Question

A dome of a building is in the form of a hemisphere. From inside, it was white-washed at the cost of Rs. 4989.60 . If the cost of white-washing is 20 per square meter, find the inside surface area of the dome, the volume of the air inside the dome.

Answer 1

Hint:Area whitewashed is a curved surface area of the hemisphere because only walls are whitewashed, not the floors. We know that the curved surface area of the hemisphere is \[2\pi {{r}^{2}}\] . The cost of white-washing is Rs. 20 per square meter and the total cost of whitewashing is Rs. 4989.60. Now, we can find the curved surface area by dividing the total cost of whitewashing by the cost of white-washing per square meter. Then, find the radius of the hemisphere by putting the value of curved surface area in the equation, curved surface area = \[2\pi {{r}^{2}}\] .We know that the volume of the hemisphere is \[\dfrac{2}{3}\pi {{r}^{3}}\] . Put the value of radius in the formula \[\dfrac{2}{3}\pi {{r}^{3}}\] .
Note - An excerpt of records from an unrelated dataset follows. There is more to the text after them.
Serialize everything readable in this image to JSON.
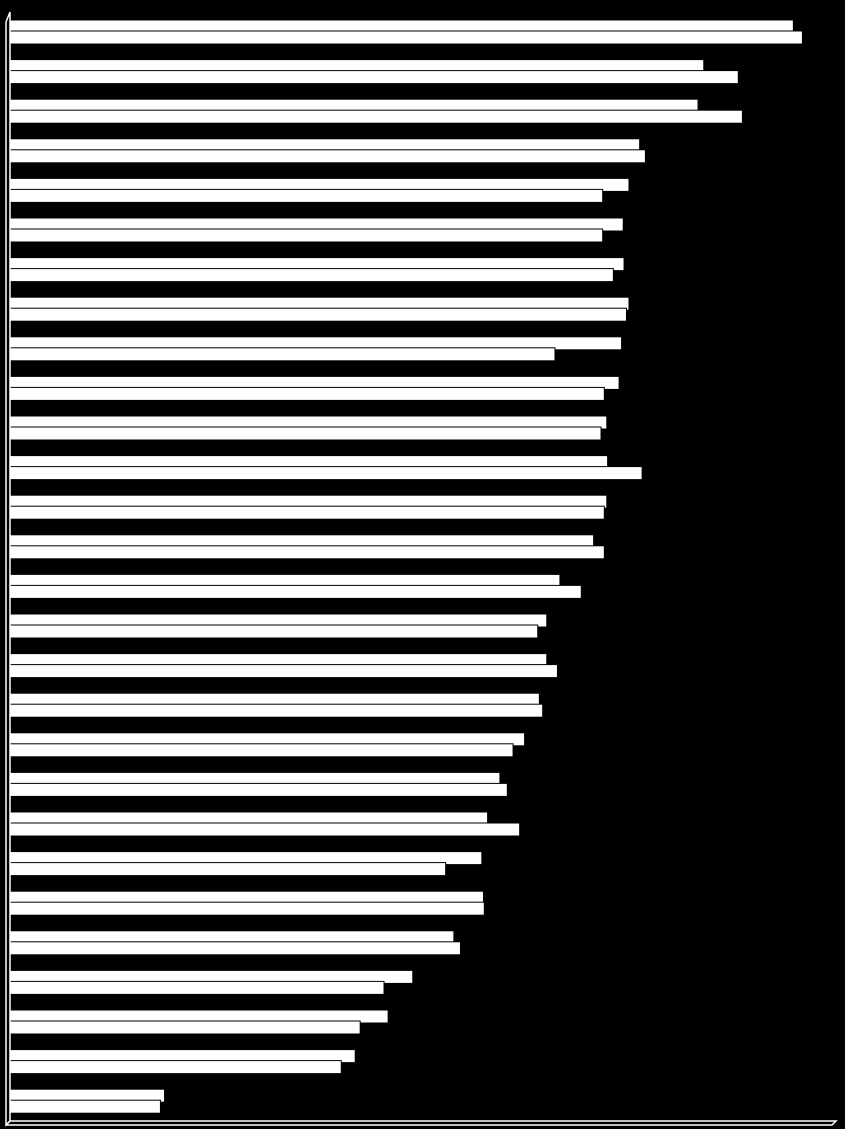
{
  "chart_data": {
    "type": "bar",
    "orientation": "horizontal",
    "title": "",
    "xlabel": "",
    "ylabel": "",
    "grid": false,
    "legend": "none",
    "xlim": [
      0,
      100
    ],
    "categories": [
      "",
      "",
      "",
      "",
      "",
      "",
      "",
      "",
      "",
      "",
      "",
      "",
      "",
      "",
      "",
      "",
      "",
      "",
      "",
      "",
      "",
      "",
      "",
      "",
      "",
      "",
      "",
      ""
    ],
    "series": [
      {
        "values": [
          95.3,
          84.4,
          83.7,
          76.6,
          75.3,
          74.6,
          74.7,
          75.3,
          74.4,
          74.1,
          72.6,
          72.7,
          72.6,
          71.0,
          66.9,
          65.3,
          65.3,
          64.4,
          62.6,
          59.6,
          58.1,
          57.4,
          57.6,
          54.0,
          49.0,
          46.0,
          42.0,
          18.8
        ]
      },
      {
        "values": [
          96.4,
          88.6,
          89.1,
          77.3,
          72.1,
          72.1,
          73.4,
          75.0,
          66.3,
          72.3,
          71.9,
          76.9,
          72.3,
          72.3,
          69.5,
          64.2,
          66.6,
          64.8,
          61.2,
          60.5,
          62.0,
          53.0,
          57.7,
          54.8,
          45.5,
          42.6,
          40.3,
          18.3
        ]
      }
    ]
  },
  "style": {
    "background": "#000000",
    "bar_fill": "#ffffff",
    "bar_stroke": "#000000",
    "axis_color": "#ffffff"
  }
}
Complete step-by-step answer:

According to the question, we have the total cost of the whitewashing and cost of white washing per square meter.
Total cost of whitewashing = Rs. 4989.60 ……………….(1)
Cost of whitewashing per square meter = Rs. 20 …………….(2)
We know that,
\[\text{Area}\,\text{whitewashed}\,\text{ }\!\!\times\!\!\text{ }\,\text{cost}\,\text{of}\,\text{whitewash}\,\text{per}\,\text{square meter = Total cost}\] ……………………(3)
From equation (1), equation (2), and equation (3), we get
\[\text{Area}\,\text{whitewashed}\,\text{ }\!\!\times\!\!\text{ }\,\text{cost}\,\text{of}\,\text{whitewash}\,\text{per}\,\text{square meter = Total cost}\]
\[\begin{align}
  & \Rightarrow \text{Area}\,\text{whitewashed}\,\text{ }\!\!\times\!\!\text{ }\,\text{Rs}\text{.20 per }{{\text{m}}^{2}}\text{= Rs}\text{.4989}\text{.60} \\
 & \Rightarrow \text{Area}\,\text{whitewashed}=\dfrac{\text{Rs}\text{.4989}\text{.60}}{\text{Rs}\text{.20}}{{\text{m}}^{2}} \\
\end{align}\]
\[\Rightarrow \text{Area}\,\text{whitewashed}=249.48{{\text{m}}^{2}}\]
Area whitewashed = 249.48 \[{{m}^{2}}\] .
Area whitewashed is the curved surface area of the hemisphere because only walls are whitewashed, not the floors.
Let the radius of the hemisphere be r.
We know that the curved surface area of the hemisphere = \[2\pi {{r}^{2}}\] …………..(4)
Curved surface area = Area whitewashed = 249.48 \[{{m}^{2}}\] ……………….(5)
From equation (4) and equation (5), we get
\[\begin{align}
  & 2\pi {{r}^{2}}=249.48 \\
 & \Rightarrow 2\times \dfrac{22}{7}\times {{r}^{2}}=249.48 \\
 & \Rightarrow {{r}^{2}}=\dfrac{249.48\times 7}{44} \\
 & \Rightarrow {{r}^{2}}=39.69 \\
 & \Rightarrow r=6.3 \\
\end{align}\]
Volume of the hemisphere is \[\dfrac{2}{3}\pi {{r}^{3}}\] .
Putting the value of radius in the formula \[\dfrac{2}{3}\pi {{r}^{3}}\] , we get
Volume =\[\dfrac{2}{3}\pi {{r}^{3}}=\dfrac{2}{3}\times \dfrac{22}{7}\times {{\left( 6.3 \right)}^{3}}=523.69{{m}^{3}}\] .
Hence, the volume and surface area of the dome shaped hemisphere is 523.69 \[{{m}^{3}}\] and 249.48 \[{{m}^{2}}\] .

Note: In this question one can think that the total surface is getting whitewashed. In total surface area we include the area of the floor also. This is wrong because only the walls of the hemispherical dome are whitewashed, not the floor. Therefore, Curved surface area = Area whitewashed.